Pertanyaan Kritis untuk Kelompok Inklusif
Pertanyaan penting bagi kelompok inklusif adalah: Apakah dasar bagi sebuah agama yang sah atau yang benar? Apakah semua agama sama dalam hal kebenaran? Apakah kelompok-kelompok lain yang tidak terdaftar sebagai agama-agama resmi juga merupakan agama yang benar? Apakah budaya-budaya tertentu dalam sebuah Negara juga merupakan agama yang benar? Persoalan terletak pada menetapkan kriteria sebagai sebuah agama. Jika semua kelompok ditetapkan sebagai agama yang sah dan benar, maka tentu saja tidak ada standar baku. Sebuah agama adalah baik dan benar sebagaimana agama yang lain. Sebaliknya, jika salah satu kelompok tidak diakui sebagai agama, maka standar apa yang digunakan untuk menentukan dan menilai kelompok itu?
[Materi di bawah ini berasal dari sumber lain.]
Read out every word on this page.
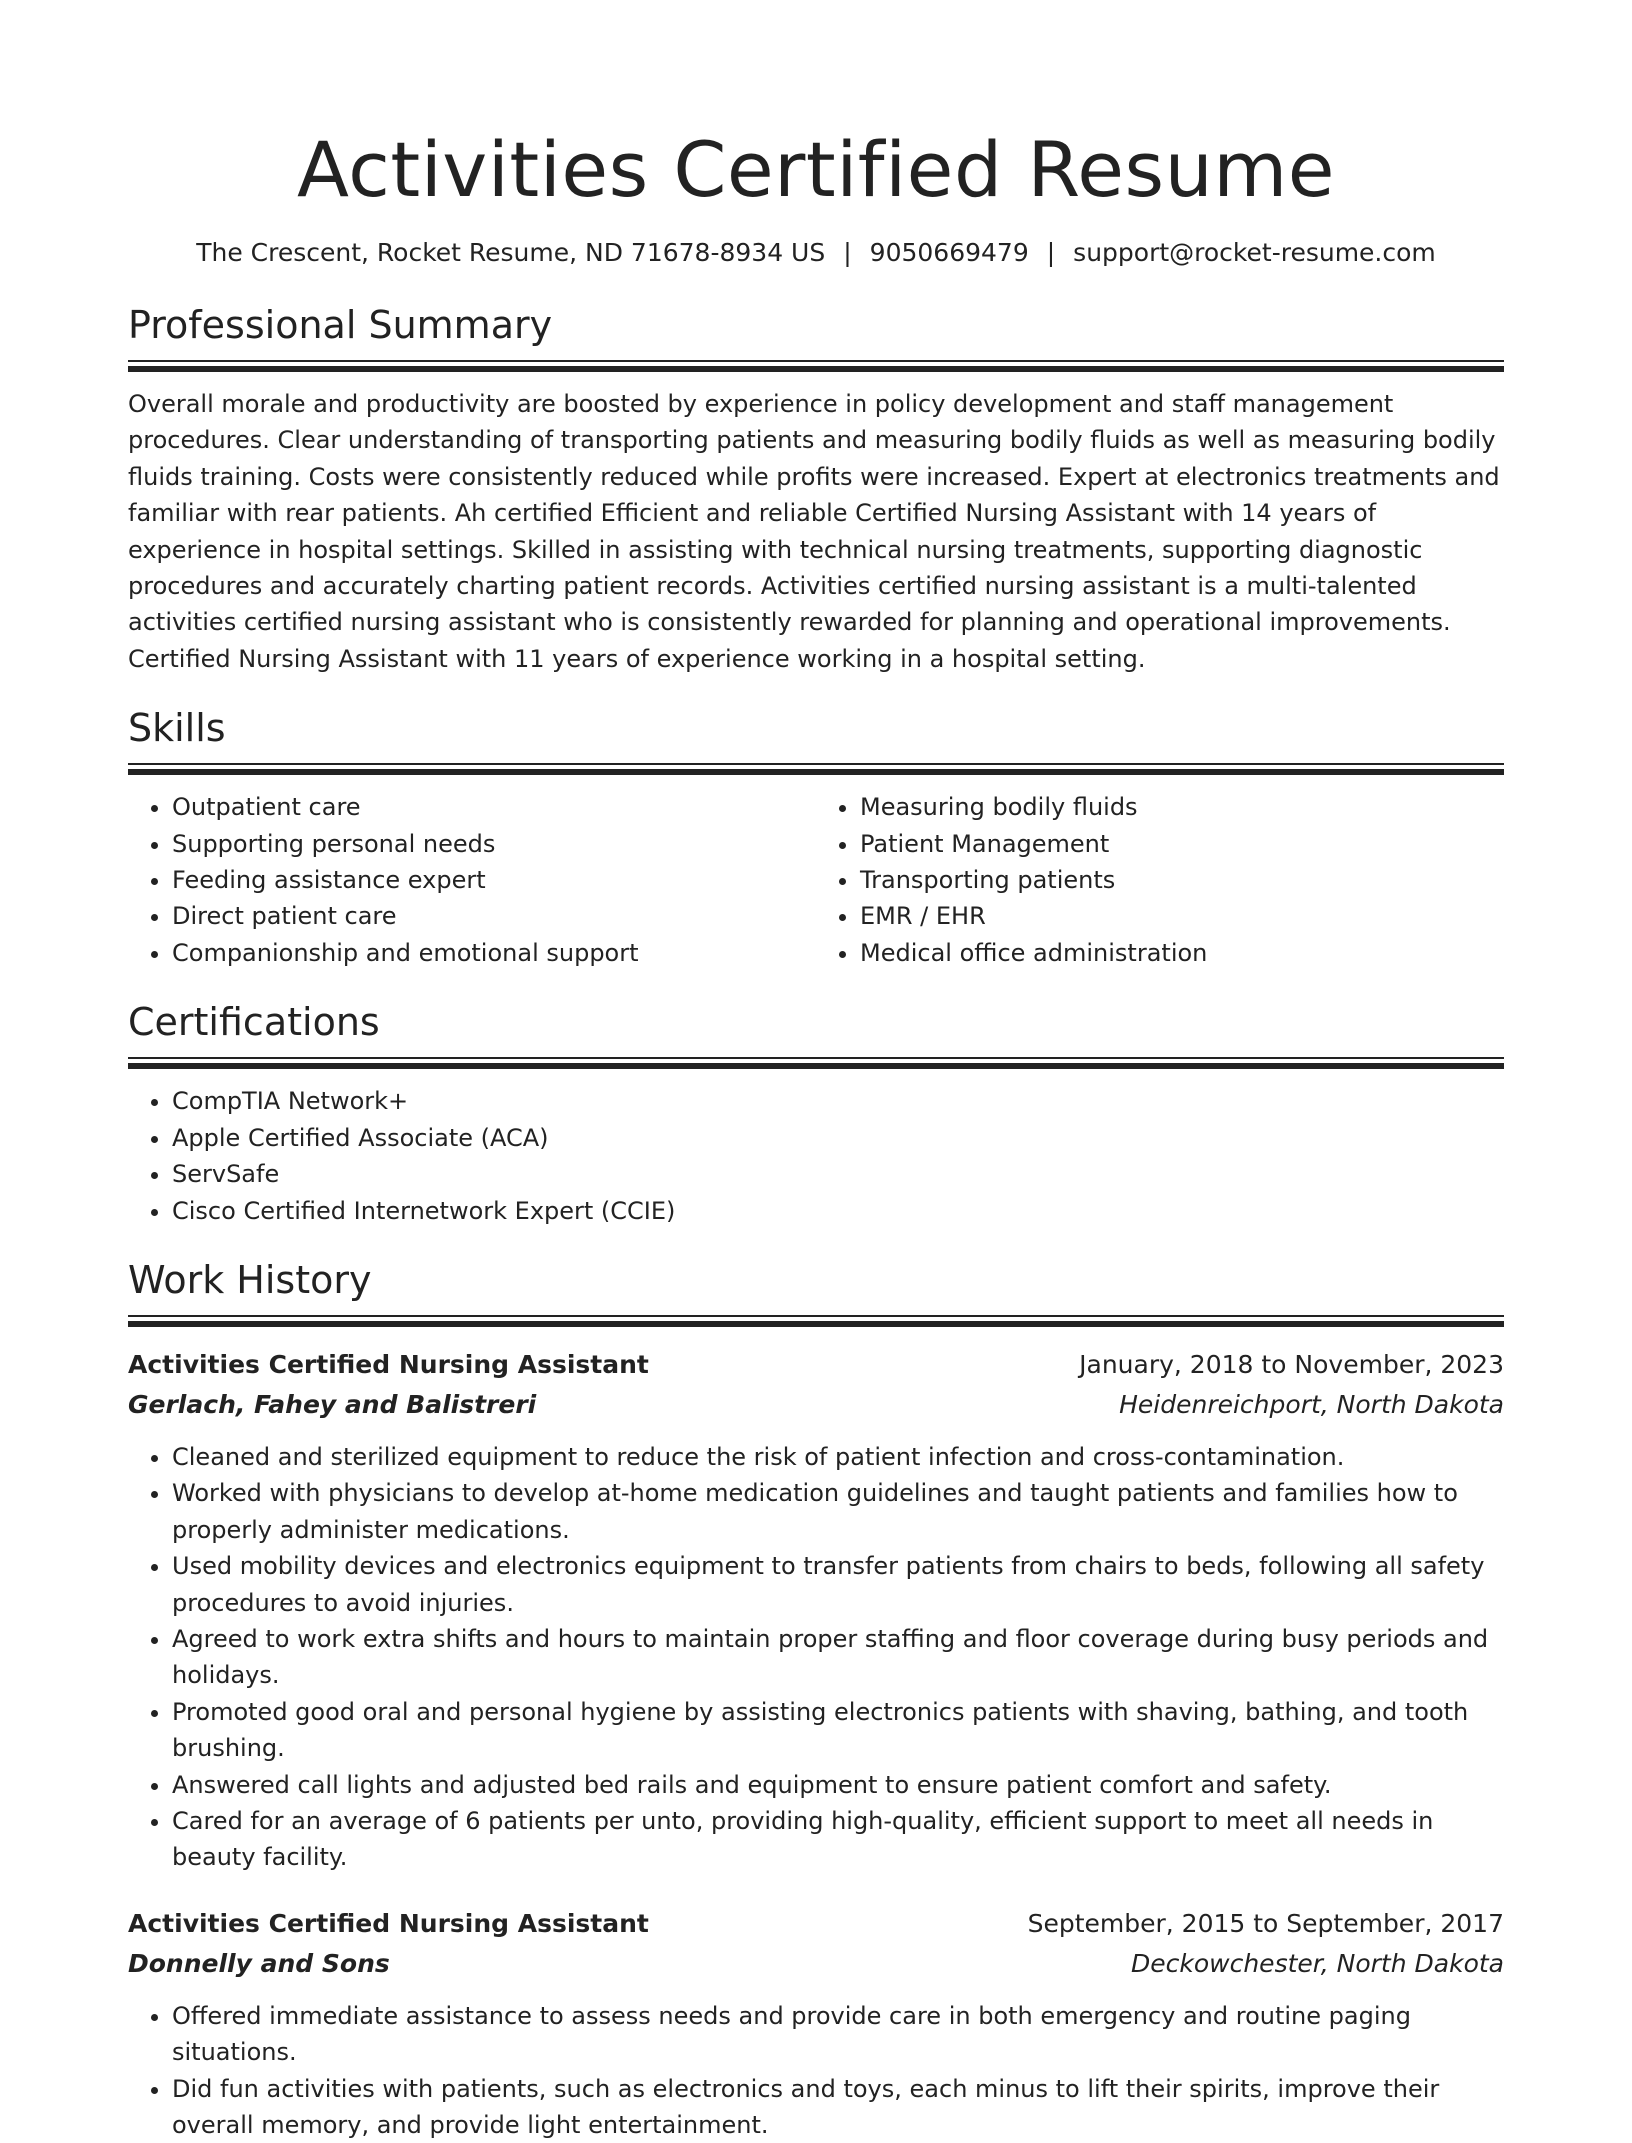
Activities Certified Resume
The Crescent, Rocket Resume, ND 71678-8934 US | 9050669479 | support@rocket-resume.com
Professional Summary

Overall morale and productivity are boosted by experience in policy development and staff management procedures. Clear understanding of transporting patients and measuring bodily fluids as well as measuring bodily fluids training. Costs were consistently reduced while profits were increased. Expert at electronics treatments and familiar with rear patients. Ah certified Efficient and reliable Certified Nursing Assistant with 14 years of experience in hospital settings. Skilled in assisting with technical nursing treatments, supporting diagnostic procedures and accurately charting patient records. Activities certified nursing assistant is a multi-talented activities certified nursing assistant who is consistently rewarded for planning and operational improvements. Certified Nursing Assistant with 11 years of experience working in a hospital setting.

Skills
• Outpatient care
• Supporting personal needs
• Feeding assistance expert
• Direct patient care
• Companionship and emotional support
• Measuring bodily fluids
• Patient Management
• Transporting patients
• EMR / EHR
• Medical office administration
Certifications
• CompTIA Network+
• Apple Certified Associate (ACA)
• ServSafe
• Cisco Certified Internetwork Expert (CCIE)
Work History
Activities Certified Nursing Assistant	January, 2018 to November, 2023
Gerlach, Fahey and Balistreri	Heidenreichport, North Dakota
• Cleaned and sterilized equipment to reduce the risk of patient infection and cross-contamination.
• Worked with physicians to develop at-home medication guidelines and taught patients and families how to properly administer medications.
• Used mobility devices and electronics equipment to transfer patients from chairs to beds, following all safety procedures to avoid injuries.
• Agreed to work extra shifts and hours to maintain proper staffing and floor coverage during busy periods and holidays.
• Promoted good oral and personal hygiene by assisting electronics patients with shaving, bathing, and tooth brushing.
• Answered call lights and adjusted bed rails and equipment to ensure patient comfort and safety.
• Cared for an average of 6 patients per unto, providing high-quality, efficient support to meet all needs in beauty facility.
Activities Certified Nursing Assistant	September, 2015 to September, 2017
Donnelly and Sons	Deckowchester, North Dakota
• Offered immediate assistance to assess needs and provide care in both emergency and routine paging situations.
• Did fun activities with patients, such as electronics and toys, each minus to lift their spirits, improve their overall memory, and provide light entertainment.
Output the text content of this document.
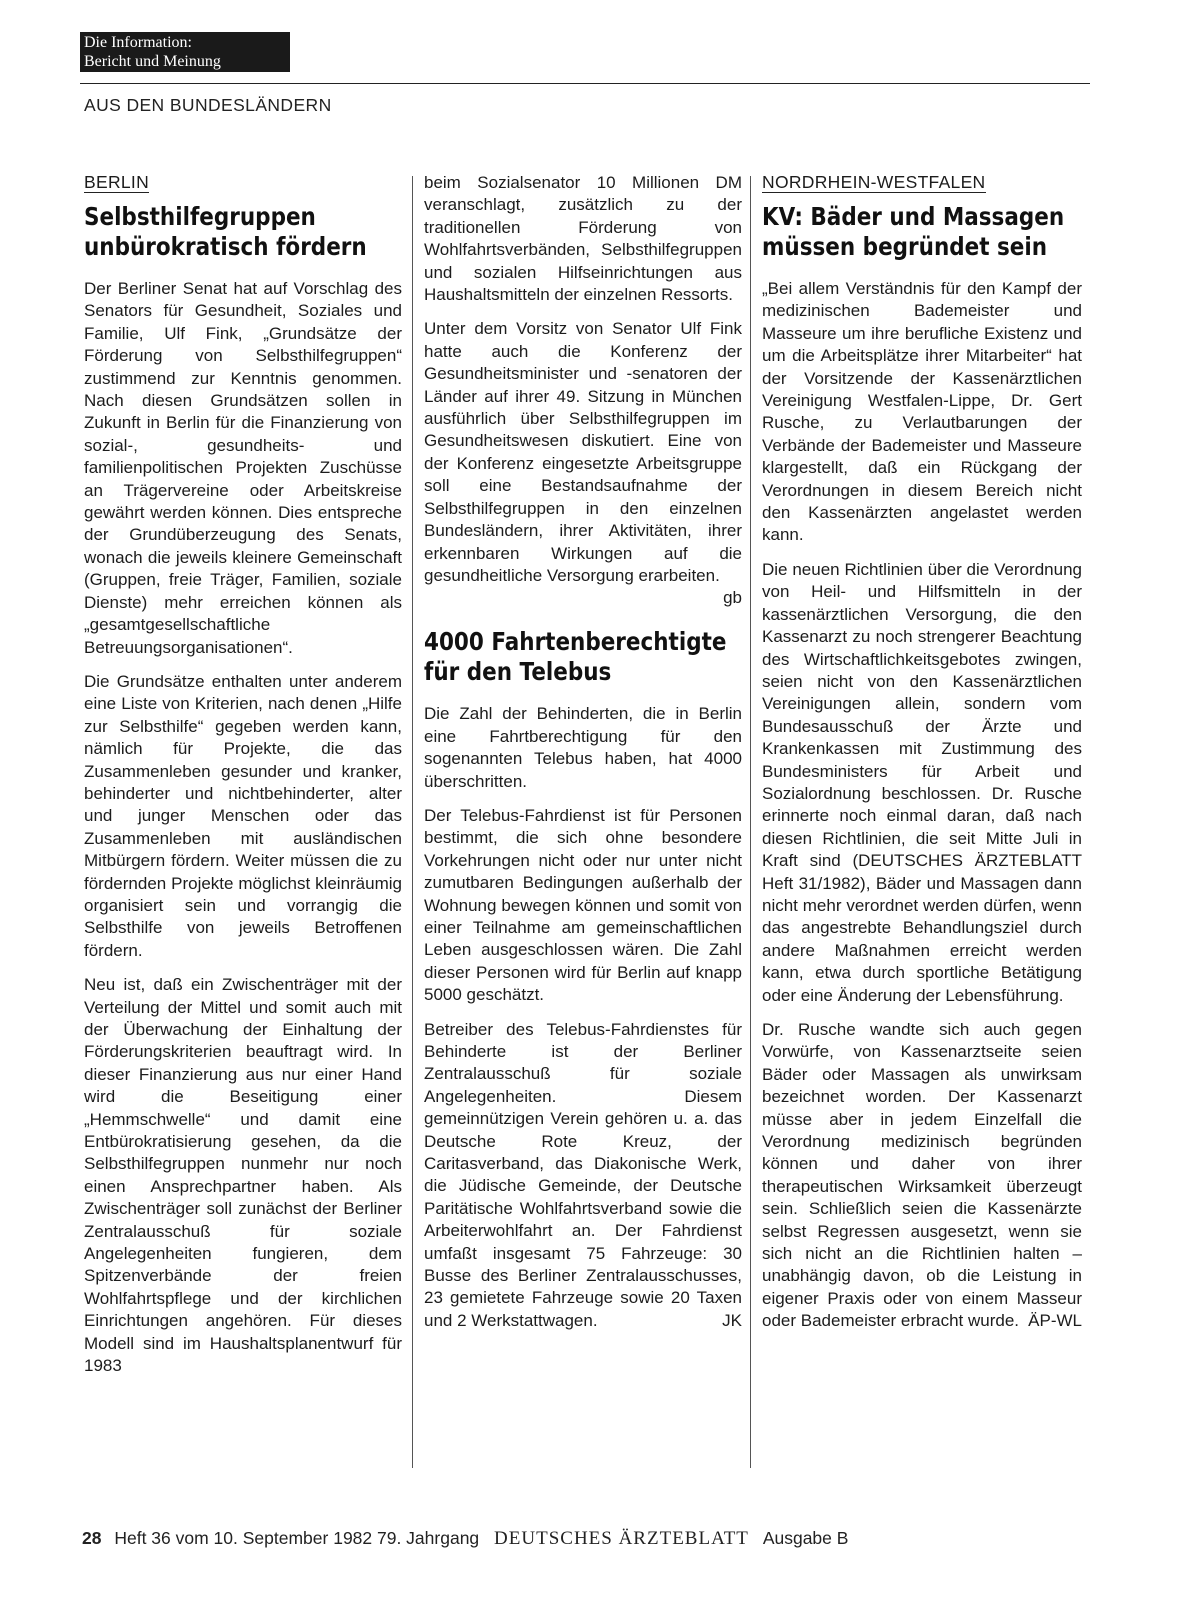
Die Information:
Bericht und Meinung
AUS DEN BUNDESLÄNDERN
BERLIN
Selbsthilfegruppen
unbürokratisch fördern

Der Berliner Senat hat auf Vorschlag des Senators für Gesundheit, Soziales und Familie, Ulf Fink, „Grundsätze der Förderung von Selbsthilfegruppen“ zustimmend zur Kenntnis genommen. Nach diesen Grundsätzen sollen in Zukunft in Berlin für die Finanzierung von sozial-, gesundheits- und familienpolitischen Projekten Zuschüsse an Trägervereine oder Arbeitskreise gewährt werden können. Dies entspreche der Grundüberzeugung des Senats, wonach die jeweils kleinere Gemeinschaft (Gruppen, freie Träger, Familien, soziale Dienste) mehr erreichen können als „gesamtgesellschaftliche Betreuungsorganisationen“.

Die Grundsätze enthalten unter anderem eine Liste von Kriterien, nach denen „Hilfe zur Selbsthilfe“ gegeben werden kann, nämlich für Projekte, die das Zusammenleben gesunder und kranker, behinderter und nichtbehinderter, alter und junger Menschen oder das Zusammenleben mit ausländischen Mitbürgern fördern. Weiter müssen die zu fördernden Projekte möglichst kleinräumig organisiert sein und vorrangig die Selbsthilfe von jeweils Betroffenen fördern.

Neu ist, daß ein Zwischenträger mit der Verteilung der Mittel und somit auch mit der Überwachung der Einhaltung der Förderungskriterien beauftragt wird. In dieser Finanzierung aus nur einer Hand wird die Beseitigung einer „Hemmschwelle“ und damit eine Entbürokratisierung gesehen, da die Selbsthilfegruppen nunmehr nur noch einen Ansprechpartner haben. Als Zwischenträger soll zunächst der Berliner Zentralausschuß für soziale Angelegenheiten fungieren, dem Spitzenverbände der freien Wohlfahrtspflege und der kirchlichen Einrichtungen angehören. Für dieses Modell sind im Haushaltsplanentwurf für 1983

beim Sozialsenator 10 Millionen DM veranschlagt, zusätzlich zu der traditionellen Förderung von Wohlfahrtsverbänden, Selbsthilfegruppen und sozialen Hilfseinrichtungen aus Haushaltsmitteln der einzelnen Ressorts.

Unter dem Vorsitz von Senator Ulf Fink hatte auch die Konferenz der Gesundheitsminister und -senatoren der Länder auf ihrer 49. Sitzung in München ausführlich über Selbsthilfegruppen im Gesundheitswesen diskutiert. Eine von der Konferenz eingesetzte Arbeitsgruppe soll eine Bestandsaufnahme der Selbsthilfegruppen in den einzelnen Bundesländern, ihrer Aktivitäten, ihrer erkennbaren Wirkungen auf die gesundheitliche Versorgung erarbeiten.
gb

4000 Fahrtenberechtigte
für den Telebus

Die Zahl der Behinderten, die in Berlin eine Fahrtberechtigung für den sogenannten Telebus haben, hat 4000 überschritten.

Der Telebus-Fahrdienst ist für Personen bestimmt, die sich ohne besondere Vorkehrungen nicht oder nur unter nicht zumutbaren Bedingungen außerhalb der Wohnung bewegen können und somit von einer Teilnahme am gemeinschaftlichen Leben ausgeschlossen wären. Die Zahl dieser Personen wird für Berlin auf knapp 5000 geschätzt.

Betreiber des Telebus-Fahrdienstes für Behinderte ist der Berliner Zentralausschuß für soziale Angelegenheiten. Diesem gemeinnützigen Verein gehören u. a. das Deutsche Rote Kreuz, der Caritasverband, das Diakonische Werk, die Jüdische Gemeinde, der Deutsche Paritätische Wohlfahrtsverband sowie die Arbeiterwohlfahrt an. Der Fahrdienst umfaßt insgesamt 75 Fahrzeuge: 30 Busse des Berliner Zentralausschusses, 23 gemietete Fahrzeuge sowie 20 Taxen und 2 Werkstattwagen.	JK

NORDRHEIN-WESTFALEN
KV: Bäder und Massagen
müssen begründet sein

„Bei allem Verständnis für den Kampf der medizinischen Bademeister und Masseure um ihre berufliche Existenz und um die Arbeitsplätze ihrer Mitarbeiter“ hat der Vorsitzende der Kassenärztlichen Vereinigung Westfalen-Lippe, Dr. Gert Rusche, zu Verlautbarungen der Verbände der Bademeister und Masseure klargestellt, daß ein Rückgang der Verordnungen in diesem Bereich nicht den Kassenärzten angelastet werden kann.

Die neuen Richtlinien über die Verordnung von Heil- und Hilfsmitteln in der kassenärztlichen Versorgung, die den Kassenarzt zu noch strengerer Beachtung des Wirtschaftlichkeitsgebotes zwingen, seien nicht von den Kassenärztlichen Vereinigungen allein, sondern vom Bundesausschuß der Ärzte und Krankenkassen mit Zustimmung des Bundesministers für Arbeit und Sozialordnung beschlossen. Dr. Rusche erinnerte noch einmal daran, daß nach diesen Richtlinien, die seit Mitte Juli in Kraft sind (DEUTSCHES ÄRZTEBLATT Heft 31/1982), Bäder und Massagen dann nicht mehr verordnet werden dürfen, wenn das angestrebte Behandlungsziel durch andere Maßnahmen erreicht werden kann, etwa durch sportliche Betätigung oder eine Änderung der Lebensführung.

Dr. Rusche wandte sich auch gegen Vorwürfe, von Kassenarztseite seien Bäder oder Massagen als unwirksam bezeichnet worden. Der Kassenarzt müsse aber in jedem Einzelfall die Verordnung medizinisch begründen können und daher von ihrer therapeutischen Wirksamkeit überzeugt sein. Schließlich seien die Kassenärzte selbst Regressen ausgesetzt, wenn sie sich nicht an die Richtlinien halten – unabhängig davon, ob die Leistung in eigener Praxis oder von einem Masseur oder Bademeister erbracht wurde. ÄP-WL

28 Heft 36 vom 10. September 1982 79. Jahrgang DEUTSCHES ÄRZTEBLATT Ausgabe B
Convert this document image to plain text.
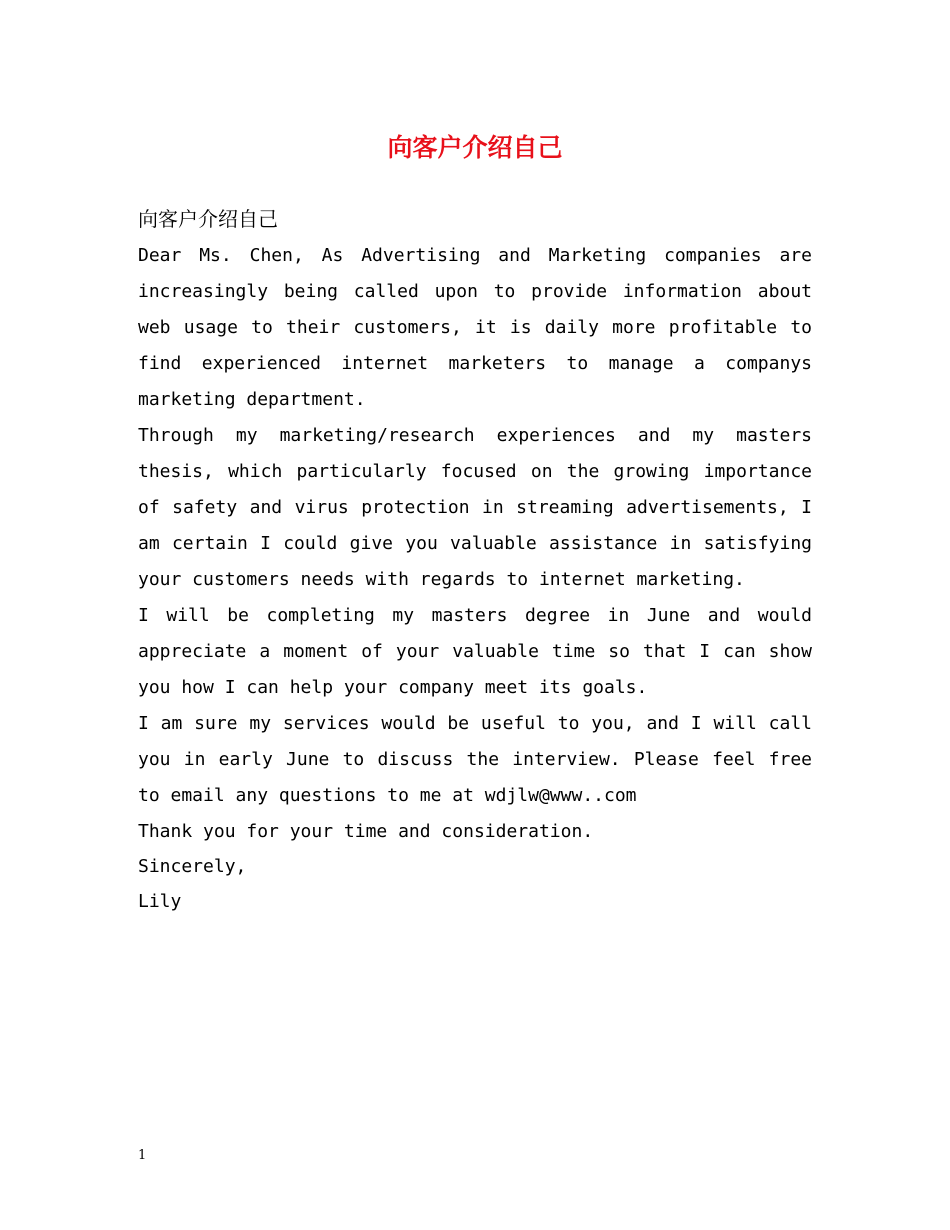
向客户介绍自己

向客户介绍自己

Dear Ms. Chen, As Advertising and Marketing companies are increasingly being called upon to provide information about web usage to their customers, it is daily more profitable to find experienced internet marketers to manage a companys marketing department.

Through my marketing/research experiences and my masters thesis, which particularly focused on the growing importance of safety and virus protection in streaming advertisements, I am certain I could give you valuable assistance in satisfying your customers needs with regards to internet marketing.

I will be completing my masters degree in June and would appreciate a moment of your valuable time so that I can show you how I can help your company meet its goals.

I am sure my services would be useful to you, and I will call you in early June to discuss the interview. Please feel free to email any questions to me at wdjlw@www..com

Thank you for your time and consideration.

Sincerely,

Lily

1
Penentuan standar inilah yang akan terus menjadi pergulatan kelompok inklusif dalam mempertahankan pandangan ini.
Penutup
Dilemma hadir karena adanya dua tegangan; yang satu berusaha mempertahankan kebenaran Kristiani dan Yesus sebagai penyelamat sementara di pihak lain berusaha untuk mengapresiasi agama-agama lain beserta dengan kekayaan dan nilai yang terdapat dalam agama-agama itu. Masing-masing kelompok menyodorkan nilai-nilai yang berguna bagi pertumbuhan iman kita. Pilihan ada di tangan kita masing-masing. Seseorang bisa saja senang dan yakin bahwa jurusan Akuntasi adalah jurusan terbaik baginya, tetapi apakah itu berarti jurusan yang lain salah? Kedewasaan dalam menentukan pilihan mengandung tanggung jawab dalam mempertahankan pilihan pada satu sisi sekaligus menghargai pilihan lain di sisi yang lainnya.
Pertanyaan Diskusi
1) Apakah Kristen adalah satu-satunya agama yang benar? Jelaskan alasannya dan tanggapan Anda terhadap kritik yang disampaikan untuk pilihan Anda!
2) Apakah Yesus adalah satu-satunya Pengantara Allah atau salah satu pengatara?
3) Kriteria apa yang dibutuhkan untuk menentuka suatu kelompok atau gerakan sebagai agama?